Как и в любом классе, помимо королевы, у нас был и свой изгой – Женька. Маленькая, худющая, костлявая и всегда ужасно одета. Ей приходилось донашивать чужие вещи, поэтому она выглядела так, будто подбирала гардероб на помойке. Больше всего я ненавидела ее куртку, которую она носила почти весь учебный год, – грязный искусственный мех, разнокалиберные пуговицы. Еще она носила растянутые свитера, бесформенные футболки и старые джинсы. Вела она себя так же расхлябанно, как выглядела. Всегда на нервах, и глаза вечно на мокром месте. Ни с кем не дружила и даже не пыталась подружиться. Всегда воспринимала все в штыки, часто повышала голос, уходила рыдать в туалет. Мне с моим железным воспитанием казалось, что Женька – форменный кошмар.



Над ней часто издевались жестоко и с удовольствием.

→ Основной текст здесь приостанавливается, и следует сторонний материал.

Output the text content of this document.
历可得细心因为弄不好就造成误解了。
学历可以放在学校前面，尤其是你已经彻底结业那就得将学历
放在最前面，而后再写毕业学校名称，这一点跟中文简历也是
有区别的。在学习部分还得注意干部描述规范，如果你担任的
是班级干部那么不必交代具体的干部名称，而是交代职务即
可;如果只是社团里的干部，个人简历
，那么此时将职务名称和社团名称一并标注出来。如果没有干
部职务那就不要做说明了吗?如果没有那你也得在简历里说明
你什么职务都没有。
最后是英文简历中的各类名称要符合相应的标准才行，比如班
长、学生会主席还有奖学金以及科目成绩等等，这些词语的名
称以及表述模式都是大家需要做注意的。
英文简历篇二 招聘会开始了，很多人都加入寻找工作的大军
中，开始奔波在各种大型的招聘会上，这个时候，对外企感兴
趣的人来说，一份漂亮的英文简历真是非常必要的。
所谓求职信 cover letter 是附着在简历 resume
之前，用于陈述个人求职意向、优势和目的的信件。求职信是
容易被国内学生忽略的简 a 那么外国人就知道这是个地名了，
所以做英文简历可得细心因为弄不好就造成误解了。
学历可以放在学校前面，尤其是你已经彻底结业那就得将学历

Однажды я застала ее плачущей в туалете – она рыдала взахлеб, размазывая слезы по лицу, и никак не могла успокоиться. Я, приученная никогда не плакать, испытала смесь омерзения, презрения, брезгливости – и ушла, даже не попытавшись успокоить ее.

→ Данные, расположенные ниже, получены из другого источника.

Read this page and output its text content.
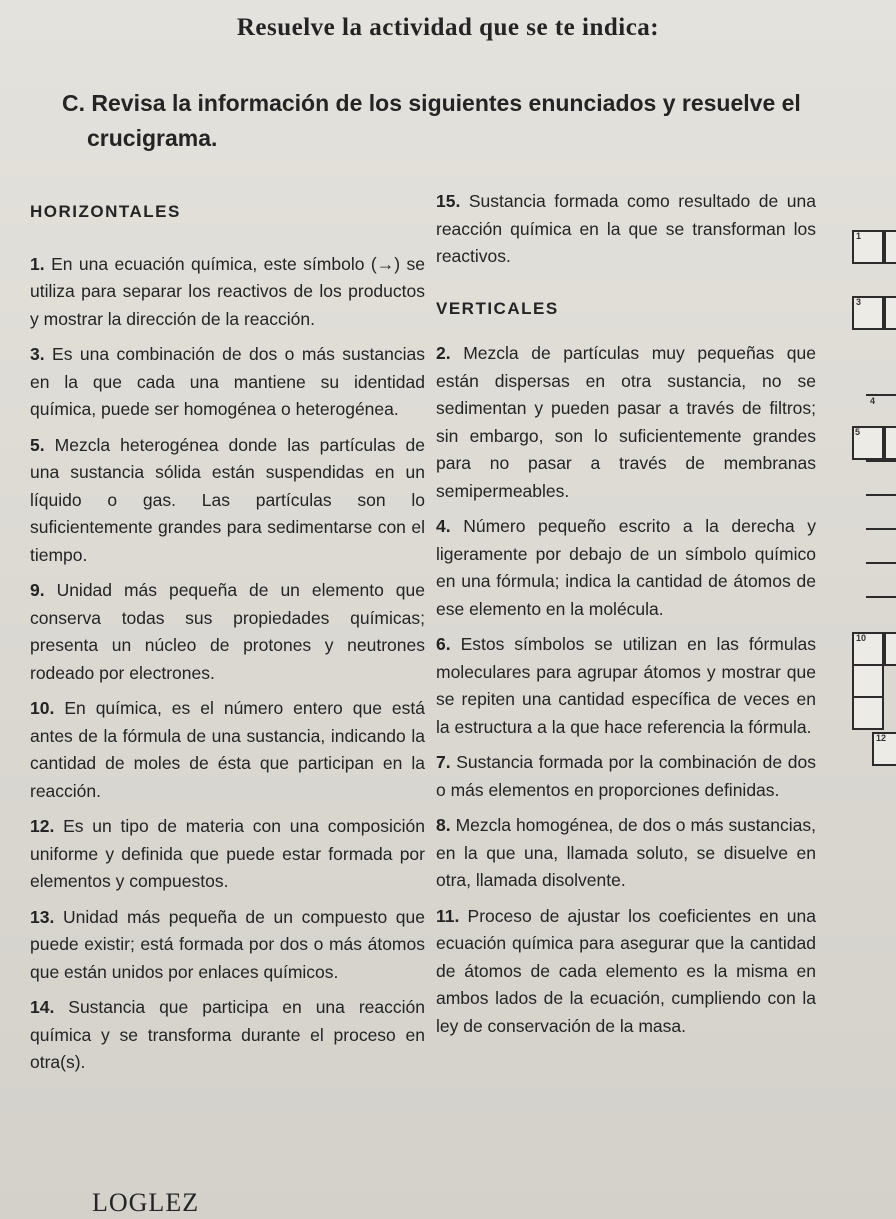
Resuelve la actividad que se te indica:
C. Revisa la información de los siguientes enunciados y resuelve el
crucigrama.
HORIZONTALES

1. En una ecuación química, este símbolo (→) se utiliza para separar los reactivos de los productos y mostrar la dirección de la reacción.

3. Es una combinación de dos o más sustancias en la que cada una mantiene su identidad química, puede ser homogénea o heterogénea.

5. Mezcla heterogénea donde las partículas de una sustancia sólida están suspendidas en un líquido o gas. Las partículas son lo suficientemente grandes para sedimentarse con el tiempo.

9. Unidad más pequeña de un elemento que conserva todas sus propiedades químicas; presenta un núcleo de protones y neutrones rodeado por electrones.

10. En química, es el número entero que está antes de la fórmula de una sustancia, indicando la cantidad de moles de ésta que participan en la reacción.

12. Es un tipo de materia con una composición uniforme y definida que puede estar formada por elementos y compuestos.

13. Unidad más pequeña de un compuesto que puede existir; está formada por dos o más átomos que están unidos por enlaces químicos.

14. Sustancia que participa en una reacción química y se transforma durante el proceso en otra(s).

15. Sustancia formada como resultado de una reacción química en la que se transforman los reactivos.

VERTICALES

2. Mezcla de partículas muy pequeñas que están dispersas en otra sustancia, no se sedimentan y pueden pasar a través de filtros; sin embargo, son lo suficientemente grandes para no pasar a través de membranas semipermeables.

4. Número pequeño escrito a la derecha y ligeramente por debajo de un símbolo químico en una fórmula; indica la cantidad de átomos de ese elemento en la molécula.

6. Estos símbolos se utilizan en las fórmulas moleculares para agrupar átomos y mostrar que se repiten una cantidad específica de veces en la estructura a la que hace referencia la fórmula.

7. Sustancia formada por la combinación de dos o más elementos en proporciones definidas.

8. Mezcla homogénea, de dos o más sustancias, en la que una, llamada soluto, se disuelve en otra, llamada disolvente.

11. Proceso de ajustar los coeficientes en una ecuación química para asegurar que la cantidad de átomos de cada elemento es la misma en ambos lados de la ecuación, cumpliendo con la ley de conservación de la masa.

1
3
4
5
10
12
LOGLEZ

В тот же день классная отправила нас вдвоем в магазин за подарком завучу. Почему выбрали меня, я еще могу понять – мне часто давали важные поручения. Но зачем мне в компанию дали именно Женьку, не знаю.

Мы шли в магазин молча и делали вид, что не вместе. Мне было неприятно. Она была погружена в свои мысли и не пыталась завязать разговор.

На обратном пути, когда мы уже подходили к школе, я все-таки не выдержала и спросила ее, почему она плакала сегодня в туалете, может быть, что-то случилось? Она ответила – да нет, ничего особенного, просто девчонки на уроке ужасно разрисовали фото для школьного альбома, пустили по рядам и хихикали до слез. Обычное дело, а я просто плакса, ты же знаешь. Но тут же остановилась, вдруг взяла меня за руку и сказала:

– Бабушка умерла.

И убежала. Взбежала по ступенькам, а я не стала ее догонять. Я этого не знала наверняка, но почему-то было понятно, что кроме бабушки у Женьки никого нет.
Потом она перевелась в другую школу, и мы больше не виделись.



Я сижу на диване, обняв подушку. В другой комнате шумят и пьют гости. Заходил отец, спрашивал:

– Аня, ты не плачешь? Поплачь, если хочется. Поплачь, станет легче.
В другой комнате поминают маму. Я никак не могу заплакать и думаю почему-то о Женьке.